How X (Twitter) blue-ticks is making it easy for scammers to access bank accounts
The idea that anyone on X can purchase blue-ticks has opened the door for scammers to target consumers who complain of poor customer service on X, posing as customer service agents and tricking them into disclosing their bank details.
How the scam works
The Guardian reported that the scam works by exploiting the advice, commonly offered in consumer guides, to complain publicly to a company on X for a speedier resolution. Fraudsters, masquerading as customer service agents, respond under fake X handles and win the trust of victims by displaying the blue checkmark icon, which until this year denoted accounts that had been officially verified by X.
They then ask the victims to follow them and send them a direct message with their contact number. They call the victims via WhatsApp or other platforms and ask for their reference number or booking details so they can investigate their complaint. Later, they call back to say that they have arranged a refund and ask the victims to download an app or visit a website where they need to enter their bank details.
The scammers typically use X handles that look similar to the official ones, but have slight variations such as an extra letter or a hyphen. They also use WhatsApp numbers that are registered in foreign countries, such as Kenya. The victims may not notice these details until it is too late.
Who is at risk
Bank customers and airline passengers are among those at risk of phishing scams when they complain to companies via X. Some of the companies that have been impersonated by scammers include Booking.com, easyJet, BA, and Metro Bank.
One victim, Andrew Thomas, was contacted by a scam account after posting a complaint to Booking.com. He said: “I received a response asking me to follow them, and DM them with a contact number. They then called me via WhatsApp asking for my reference number so they could investigate. Later they called back to say that I would be refunded via their payment partner for which I’d need to download an app.”
Thomas became suspicious and checked the X profile.
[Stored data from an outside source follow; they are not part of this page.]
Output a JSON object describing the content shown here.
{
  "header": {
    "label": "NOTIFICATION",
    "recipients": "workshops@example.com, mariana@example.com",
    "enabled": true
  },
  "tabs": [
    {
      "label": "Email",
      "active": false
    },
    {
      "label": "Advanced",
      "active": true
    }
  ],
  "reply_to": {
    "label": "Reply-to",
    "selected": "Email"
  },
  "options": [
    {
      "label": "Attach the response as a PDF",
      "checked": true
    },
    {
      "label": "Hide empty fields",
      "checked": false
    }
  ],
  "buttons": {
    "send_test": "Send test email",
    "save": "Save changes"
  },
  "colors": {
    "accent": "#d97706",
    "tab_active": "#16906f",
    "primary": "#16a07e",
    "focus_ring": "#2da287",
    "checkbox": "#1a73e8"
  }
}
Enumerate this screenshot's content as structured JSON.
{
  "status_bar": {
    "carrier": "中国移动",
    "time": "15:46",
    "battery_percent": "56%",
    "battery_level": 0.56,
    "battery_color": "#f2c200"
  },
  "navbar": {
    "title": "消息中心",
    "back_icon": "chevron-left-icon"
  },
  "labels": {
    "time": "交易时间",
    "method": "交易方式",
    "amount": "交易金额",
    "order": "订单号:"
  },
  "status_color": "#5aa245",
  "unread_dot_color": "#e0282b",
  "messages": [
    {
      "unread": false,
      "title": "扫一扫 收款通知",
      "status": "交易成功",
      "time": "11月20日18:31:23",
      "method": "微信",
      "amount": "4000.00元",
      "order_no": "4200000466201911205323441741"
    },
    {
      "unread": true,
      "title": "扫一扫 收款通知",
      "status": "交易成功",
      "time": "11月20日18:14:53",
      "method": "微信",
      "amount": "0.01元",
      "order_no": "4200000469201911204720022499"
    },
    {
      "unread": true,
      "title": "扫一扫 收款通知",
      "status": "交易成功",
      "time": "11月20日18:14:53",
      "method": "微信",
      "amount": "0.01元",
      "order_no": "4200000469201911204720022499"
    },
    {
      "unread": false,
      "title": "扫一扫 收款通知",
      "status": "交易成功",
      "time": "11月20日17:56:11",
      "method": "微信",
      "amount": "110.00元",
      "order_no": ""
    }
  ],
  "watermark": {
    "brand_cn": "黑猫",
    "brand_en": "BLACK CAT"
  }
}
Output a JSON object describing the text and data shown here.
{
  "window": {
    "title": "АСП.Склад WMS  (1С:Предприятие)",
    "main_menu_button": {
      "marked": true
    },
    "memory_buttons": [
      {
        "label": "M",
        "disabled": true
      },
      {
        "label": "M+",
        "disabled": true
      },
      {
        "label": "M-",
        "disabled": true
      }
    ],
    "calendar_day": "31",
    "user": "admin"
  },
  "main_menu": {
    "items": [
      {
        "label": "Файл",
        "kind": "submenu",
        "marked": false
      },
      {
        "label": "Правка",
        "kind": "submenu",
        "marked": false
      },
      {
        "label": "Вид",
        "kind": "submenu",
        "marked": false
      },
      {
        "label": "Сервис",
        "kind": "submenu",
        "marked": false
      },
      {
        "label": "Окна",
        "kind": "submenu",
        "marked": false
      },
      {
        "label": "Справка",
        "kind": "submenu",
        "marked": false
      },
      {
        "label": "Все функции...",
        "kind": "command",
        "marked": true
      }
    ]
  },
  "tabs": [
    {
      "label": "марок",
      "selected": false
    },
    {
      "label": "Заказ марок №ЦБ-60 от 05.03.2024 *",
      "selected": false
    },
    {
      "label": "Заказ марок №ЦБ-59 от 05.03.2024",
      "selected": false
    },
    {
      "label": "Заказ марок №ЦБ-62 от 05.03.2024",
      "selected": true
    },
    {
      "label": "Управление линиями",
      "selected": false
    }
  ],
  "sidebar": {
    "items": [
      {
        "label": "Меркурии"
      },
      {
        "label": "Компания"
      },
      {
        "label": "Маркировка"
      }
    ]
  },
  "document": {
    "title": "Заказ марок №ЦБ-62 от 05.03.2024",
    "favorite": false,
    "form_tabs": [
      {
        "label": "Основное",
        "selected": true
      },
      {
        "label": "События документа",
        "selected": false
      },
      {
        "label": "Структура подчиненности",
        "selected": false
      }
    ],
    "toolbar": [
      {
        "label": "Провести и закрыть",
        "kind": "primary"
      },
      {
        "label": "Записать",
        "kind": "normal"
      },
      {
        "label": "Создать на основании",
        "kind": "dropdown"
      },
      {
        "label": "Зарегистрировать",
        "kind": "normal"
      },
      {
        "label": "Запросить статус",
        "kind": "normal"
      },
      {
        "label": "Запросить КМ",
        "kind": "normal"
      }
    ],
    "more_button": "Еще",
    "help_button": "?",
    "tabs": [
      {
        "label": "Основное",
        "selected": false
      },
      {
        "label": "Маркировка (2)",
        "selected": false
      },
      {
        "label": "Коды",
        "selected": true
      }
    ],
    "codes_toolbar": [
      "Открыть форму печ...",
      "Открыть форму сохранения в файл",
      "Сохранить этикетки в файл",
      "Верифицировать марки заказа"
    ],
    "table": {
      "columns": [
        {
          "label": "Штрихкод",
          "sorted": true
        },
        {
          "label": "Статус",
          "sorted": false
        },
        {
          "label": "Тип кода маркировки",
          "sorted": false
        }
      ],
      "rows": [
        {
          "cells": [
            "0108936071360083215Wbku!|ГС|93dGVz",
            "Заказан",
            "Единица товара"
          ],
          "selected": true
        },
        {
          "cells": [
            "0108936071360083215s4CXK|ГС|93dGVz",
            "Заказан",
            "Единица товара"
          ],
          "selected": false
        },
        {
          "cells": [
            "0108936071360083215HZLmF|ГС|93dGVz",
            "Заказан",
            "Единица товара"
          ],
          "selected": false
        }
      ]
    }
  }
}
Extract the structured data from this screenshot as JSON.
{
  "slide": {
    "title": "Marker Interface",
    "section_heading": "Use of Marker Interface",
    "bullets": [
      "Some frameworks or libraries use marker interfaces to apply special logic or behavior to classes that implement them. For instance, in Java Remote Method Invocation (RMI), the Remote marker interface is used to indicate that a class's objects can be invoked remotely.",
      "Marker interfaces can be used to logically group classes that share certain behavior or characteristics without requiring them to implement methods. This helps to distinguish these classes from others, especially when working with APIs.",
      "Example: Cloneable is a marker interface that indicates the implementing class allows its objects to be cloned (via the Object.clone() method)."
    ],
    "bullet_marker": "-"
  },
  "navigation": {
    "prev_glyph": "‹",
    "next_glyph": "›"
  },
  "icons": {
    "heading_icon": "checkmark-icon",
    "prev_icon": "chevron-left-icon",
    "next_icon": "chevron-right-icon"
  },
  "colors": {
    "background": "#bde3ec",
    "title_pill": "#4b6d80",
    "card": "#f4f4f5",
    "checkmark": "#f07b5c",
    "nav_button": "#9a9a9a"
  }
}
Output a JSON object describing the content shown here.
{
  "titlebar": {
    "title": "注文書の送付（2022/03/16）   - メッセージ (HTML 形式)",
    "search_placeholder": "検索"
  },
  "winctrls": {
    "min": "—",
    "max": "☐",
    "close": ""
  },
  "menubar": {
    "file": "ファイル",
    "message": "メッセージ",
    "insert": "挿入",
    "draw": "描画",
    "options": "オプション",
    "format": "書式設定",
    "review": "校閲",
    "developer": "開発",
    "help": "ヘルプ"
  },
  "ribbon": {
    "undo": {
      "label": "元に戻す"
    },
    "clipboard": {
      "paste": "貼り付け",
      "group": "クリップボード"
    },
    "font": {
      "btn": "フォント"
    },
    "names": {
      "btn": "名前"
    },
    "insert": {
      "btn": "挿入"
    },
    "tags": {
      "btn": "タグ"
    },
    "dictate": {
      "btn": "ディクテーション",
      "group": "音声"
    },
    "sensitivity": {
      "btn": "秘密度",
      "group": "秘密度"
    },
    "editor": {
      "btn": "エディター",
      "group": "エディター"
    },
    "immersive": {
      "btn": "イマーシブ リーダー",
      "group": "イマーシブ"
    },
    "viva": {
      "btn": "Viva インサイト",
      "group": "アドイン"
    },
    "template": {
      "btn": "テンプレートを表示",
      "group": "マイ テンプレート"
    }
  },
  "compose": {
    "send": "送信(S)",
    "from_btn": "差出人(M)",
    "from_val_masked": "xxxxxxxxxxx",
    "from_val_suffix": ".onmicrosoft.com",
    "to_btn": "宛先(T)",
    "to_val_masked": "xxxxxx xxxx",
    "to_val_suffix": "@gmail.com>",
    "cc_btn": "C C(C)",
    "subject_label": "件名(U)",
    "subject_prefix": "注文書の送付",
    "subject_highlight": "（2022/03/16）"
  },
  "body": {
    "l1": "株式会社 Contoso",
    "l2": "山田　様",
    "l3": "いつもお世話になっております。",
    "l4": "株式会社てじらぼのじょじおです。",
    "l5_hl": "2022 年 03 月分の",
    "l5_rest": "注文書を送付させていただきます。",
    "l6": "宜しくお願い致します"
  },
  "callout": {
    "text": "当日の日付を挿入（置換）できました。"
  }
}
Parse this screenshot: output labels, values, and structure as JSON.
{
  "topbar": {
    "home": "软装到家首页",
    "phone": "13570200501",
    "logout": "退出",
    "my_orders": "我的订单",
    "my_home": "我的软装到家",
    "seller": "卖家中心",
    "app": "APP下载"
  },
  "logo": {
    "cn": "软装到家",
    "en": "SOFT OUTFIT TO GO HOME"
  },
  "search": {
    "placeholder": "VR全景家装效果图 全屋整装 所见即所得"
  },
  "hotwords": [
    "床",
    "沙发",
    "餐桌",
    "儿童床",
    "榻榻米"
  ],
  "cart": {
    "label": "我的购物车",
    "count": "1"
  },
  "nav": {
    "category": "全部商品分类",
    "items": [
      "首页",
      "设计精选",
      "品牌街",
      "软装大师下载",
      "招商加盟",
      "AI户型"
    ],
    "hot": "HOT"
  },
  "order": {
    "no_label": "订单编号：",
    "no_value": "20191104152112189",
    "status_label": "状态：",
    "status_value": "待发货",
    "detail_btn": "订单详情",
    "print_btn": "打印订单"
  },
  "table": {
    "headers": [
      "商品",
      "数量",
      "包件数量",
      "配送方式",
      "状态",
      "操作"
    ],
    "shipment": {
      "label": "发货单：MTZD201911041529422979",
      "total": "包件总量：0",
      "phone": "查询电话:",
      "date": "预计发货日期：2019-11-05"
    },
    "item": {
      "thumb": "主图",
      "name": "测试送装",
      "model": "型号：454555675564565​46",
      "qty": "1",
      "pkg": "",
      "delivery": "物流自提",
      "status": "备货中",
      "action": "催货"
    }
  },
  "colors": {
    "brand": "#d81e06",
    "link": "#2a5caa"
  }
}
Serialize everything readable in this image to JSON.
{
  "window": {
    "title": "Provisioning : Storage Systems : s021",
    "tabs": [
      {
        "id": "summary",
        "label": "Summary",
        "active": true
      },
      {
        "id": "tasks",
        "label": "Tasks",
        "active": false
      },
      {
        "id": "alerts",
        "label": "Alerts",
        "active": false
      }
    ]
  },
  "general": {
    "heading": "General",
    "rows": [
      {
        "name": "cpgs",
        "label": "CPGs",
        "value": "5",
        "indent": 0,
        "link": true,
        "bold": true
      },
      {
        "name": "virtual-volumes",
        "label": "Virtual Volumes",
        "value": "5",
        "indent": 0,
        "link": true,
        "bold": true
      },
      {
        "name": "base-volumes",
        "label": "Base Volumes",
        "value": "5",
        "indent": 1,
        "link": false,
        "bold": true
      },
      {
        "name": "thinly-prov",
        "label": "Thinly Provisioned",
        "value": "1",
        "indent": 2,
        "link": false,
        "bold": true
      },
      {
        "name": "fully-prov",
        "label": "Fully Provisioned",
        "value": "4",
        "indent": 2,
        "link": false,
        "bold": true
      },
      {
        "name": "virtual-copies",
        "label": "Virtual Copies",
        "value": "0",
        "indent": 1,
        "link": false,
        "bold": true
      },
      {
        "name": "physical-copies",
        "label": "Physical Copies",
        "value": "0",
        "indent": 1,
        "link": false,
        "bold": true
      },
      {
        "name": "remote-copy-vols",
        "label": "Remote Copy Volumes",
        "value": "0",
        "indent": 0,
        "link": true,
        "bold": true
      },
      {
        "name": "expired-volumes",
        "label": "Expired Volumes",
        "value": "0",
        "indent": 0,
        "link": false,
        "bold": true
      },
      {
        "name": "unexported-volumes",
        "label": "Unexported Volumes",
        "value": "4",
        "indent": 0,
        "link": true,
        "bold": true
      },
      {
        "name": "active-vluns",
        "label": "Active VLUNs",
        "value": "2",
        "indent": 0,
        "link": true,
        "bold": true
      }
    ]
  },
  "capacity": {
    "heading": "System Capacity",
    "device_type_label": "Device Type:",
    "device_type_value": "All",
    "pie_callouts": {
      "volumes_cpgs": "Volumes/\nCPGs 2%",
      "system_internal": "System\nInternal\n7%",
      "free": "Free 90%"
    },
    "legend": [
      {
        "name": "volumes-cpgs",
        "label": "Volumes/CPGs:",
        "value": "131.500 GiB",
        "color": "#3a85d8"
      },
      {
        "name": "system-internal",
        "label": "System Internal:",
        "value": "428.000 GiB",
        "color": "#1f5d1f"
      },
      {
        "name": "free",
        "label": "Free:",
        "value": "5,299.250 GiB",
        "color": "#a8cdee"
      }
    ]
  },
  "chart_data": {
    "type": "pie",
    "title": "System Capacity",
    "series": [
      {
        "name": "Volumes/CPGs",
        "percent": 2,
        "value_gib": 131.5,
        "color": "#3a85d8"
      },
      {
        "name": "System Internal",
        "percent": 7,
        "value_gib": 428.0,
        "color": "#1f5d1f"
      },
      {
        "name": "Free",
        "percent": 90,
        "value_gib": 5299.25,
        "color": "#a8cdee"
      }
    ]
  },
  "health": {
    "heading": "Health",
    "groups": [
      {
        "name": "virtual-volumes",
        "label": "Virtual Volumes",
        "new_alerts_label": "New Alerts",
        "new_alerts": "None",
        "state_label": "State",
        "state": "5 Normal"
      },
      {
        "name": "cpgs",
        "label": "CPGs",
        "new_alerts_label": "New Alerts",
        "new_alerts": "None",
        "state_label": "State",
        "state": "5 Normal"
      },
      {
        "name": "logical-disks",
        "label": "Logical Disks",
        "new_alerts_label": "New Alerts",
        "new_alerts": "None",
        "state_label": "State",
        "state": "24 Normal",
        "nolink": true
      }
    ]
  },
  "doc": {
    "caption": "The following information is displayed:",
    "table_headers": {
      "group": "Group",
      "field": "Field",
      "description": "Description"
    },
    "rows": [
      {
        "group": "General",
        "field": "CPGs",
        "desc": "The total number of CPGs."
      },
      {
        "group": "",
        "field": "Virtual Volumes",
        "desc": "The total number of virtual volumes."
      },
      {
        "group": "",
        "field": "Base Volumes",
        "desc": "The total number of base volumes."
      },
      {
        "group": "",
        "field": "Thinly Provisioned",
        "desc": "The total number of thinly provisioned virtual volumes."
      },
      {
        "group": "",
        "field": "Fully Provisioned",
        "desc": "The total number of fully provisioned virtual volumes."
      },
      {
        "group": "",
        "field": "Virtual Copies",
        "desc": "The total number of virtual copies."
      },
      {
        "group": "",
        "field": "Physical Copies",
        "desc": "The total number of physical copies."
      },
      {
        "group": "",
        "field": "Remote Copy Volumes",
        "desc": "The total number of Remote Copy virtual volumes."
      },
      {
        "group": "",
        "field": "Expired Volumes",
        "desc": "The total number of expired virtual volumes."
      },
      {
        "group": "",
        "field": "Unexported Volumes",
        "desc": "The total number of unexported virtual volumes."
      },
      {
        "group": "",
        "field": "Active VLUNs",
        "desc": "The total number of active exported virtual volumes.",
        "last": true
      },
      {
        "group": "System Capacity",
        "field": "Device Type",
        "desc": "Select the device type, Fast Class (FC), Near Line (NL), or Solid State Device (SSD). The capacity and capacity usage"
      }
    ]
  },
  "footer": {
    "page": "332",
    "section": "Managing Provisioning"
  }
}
He said: “It looked like the real thing, but I noticed that there was an unexpected hyphen in the X handle and that it had only joined X in July 2023. I then checked the WhatsApp caller ID and found it was a Kenyan number.”
Another victim, a company that lost £9,200 to the scam, received texts from fake customer service agents after Metro Bank invited online feedback. The texts asked for personal information and security codes.
How to protect yourself
X’s terms and conditions do not state whether subscriber accounts are pre-vetted. Businesses that pay £950 a month receive a gold tick, which is supposed to indicate authenticity. However, consumers should not rely on these icons alone to verify the identity of customer service agents.
Lisa Webb, a consumer law expert at Which?, said: “Complaining to a company on social media can be an effective tactic to get a quick response, but check to make sure this is coming from its official account and, if in doubt, get in touch with the company directly using the contact details on their official website.”
She also advised consumers to be wary of any requests for personal or financial information, especially if they involve downloading apps or visiting websites that are not familiar or secure. She said: “If there are ever any doubts about the legitimacy of a request, customers should always err on the side of being safe and contact our official customer service team.”
Some companies have taken steps to alert their customers about the scam. BA has a pinned tweet on its official X account warning users about fake accounts. Booking.com refunded Thomas after being contacted by the Guardian and said: “We are fully aware of the implications of scams by malicious third parties. If a customer does opt to contact us using X, they should always check they are using our verified account which has a gold badge to indicate authenticity.”
Consumers who have fallen victim to the scam should report it to X, their bank, and the police as soon as possible. They should also change their passwords and security codes and monitor their bank statements for any suspicious transactions.
X blue-ticks may seem like a harmless feature that enhances the user experience on the social media platform. However, they have also created an opportunity for scammers to prey on unsuspecting consumers who are looking for help from companies. Consumers should be vigilant and careful when using X to complain or seek assistance from customer service agents.